Michael Onfrek wrote:

> import Tkinter as tk
> 
> Hi! Can you explain what line above mean?
> 
> I also found : http://effbot.org/zone/tkinter-entry-validate.htm
> 
> It works for me, but I not really  understand how? :)

>> import Tkinter as tk

Make objects defined in Tkinter available under the tk prefix.
E. g. to access an Entry you can do 'tk.Entry'. Had you imported it 
'import Tkinter' you would have to do 'Tkinter.Entry' instead. So you
are saving a few keystrokes. Doing 'from Tkinter import *' saves you still
more keystrokes but is considered bad style except for demonstration
purposes.

>> var = tk.StringVar()
>> entry = tk.Entry(root, textvariable=var)

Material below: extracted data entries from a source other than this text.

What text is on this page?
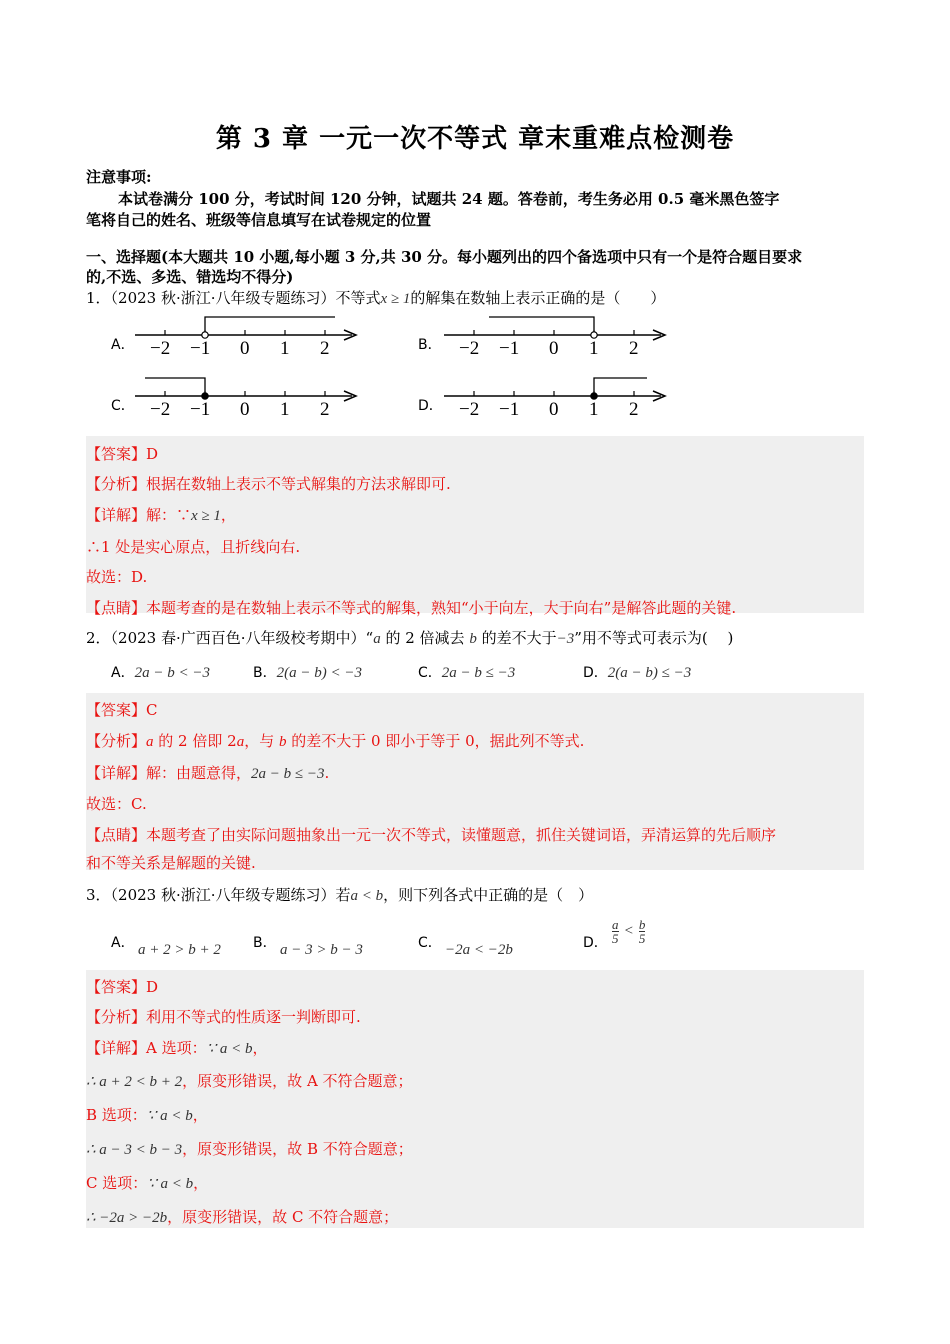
第 3 章 一元一次不等式 章末重难点检测卷
注意事项:
本试卷满分 100 分，考试时间 120 分钟，试题共 24 题。答卷前，考生务必用 0.5 毫米黑色签字
笔将自己的姓名、班级等信息填写在试卷规定的位置
一、选择题(本大题共 10 小题,每小题 3 分,共 30 分。每小题列出的四个备选项中只有一个是符合题目要求
的,不选、多选、错选均不得分)
1．（2023 秋·浙江·八年级专题练习）不等式x ≥ 1的解集在数轴上表示正确的是（　　）
A． −2 −1 0 1 2	B． −2 −1 0 1 2
C． −2 −1 0 1 2	D． −2 −1 0 1 2
【答案】D
【分析】根据在数轴上表示不等式解集的方法求解即可.
【详解】解：∵x ≥ 1，
∴1 处是实心原点，且折线向右.
故选：D.
【点睛】本题考查的是在数轴上表示不等式的解集，熟知“小于向左，大于向右”是解答此题的关键.
2．（2023 春·广西百色·八年级校考期中）“a 的 2 倍减去 b 的差不大于−3”用不等式可表示为(　 )
A．2a − b < −3	B．2(a − b) < −3	C．2a − b ≤ −3	D．2(a − b) ≤ −3
【答案】C
【分析】a 的 2 倍即 2a，与 b 的差不大于 0 即小于等于 0，据此列不等式.
【详解】解：由题意得，2a − b ≤ −3.
故选：C.
【点睛】本题考查了由实际问题抽象出一元一次不等式，读懂题意，抓住关键词语，弄清运算的先后顺序
和不等关系是解题的关键.
3．（2023 秋·浙江·八年级专题练习）若a < b，则下列各式中正确的是（　）
A． a + 2 > b + 2 B． a − 3 > b − 3	C． −2a < −2b	D． $\frac{a}{5} < \frac{b}{5}$
【答案】D
【分析】利用不等式的性质逐一判断即可.
【详解】A 选项：∵ a < b，
∴ a + 2 < b + 2，原变形错误，故 A 不符合题意；
B 选项：∵ a < b，
∴ a − 3 < b − 3，原变形错误，故 B 不符合题意；
C 选项：∵ a < b，
∴ −2a > −2b，原变形错误，故 C 不符合题意；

Create a StringVar and connect it to the Entry widget. Any changes the user
makes in the Entry are reflected in the StringVar's value which can be
accessed with its get() method.

>> max_len = 5
>> def on_write(*args):
>>     s = var.get()
>>     if len(s) > max_len:
>>         var.set(s[:max_len])

Define a function that doesn't care about the arguments passed to it. It 
reads the current value of the StringVar 'var' and, if necessary, trims it
to 'max_len_' characters.

>> var.trace_variable("w", on_write)

Tell the StringVar to call the function on_write() every time its value is
changed. So every time the user edits the data in the Entry, in turn the
Entry changes the data of the StringVar, which calls the on_write()
function which may or may not change the StringVar -- and that change is
reflected in what the Entry displays. This smells like an endless loop, but
so far we seem to be lucky...

If you look again at Fredrik Lundh's ValidatingEntry, you will find all the
elements explained above packed nicely into one class, with the extra
refinement that he keeps another copy of the value which is used to restore
the old state when the new value is found to be invalid.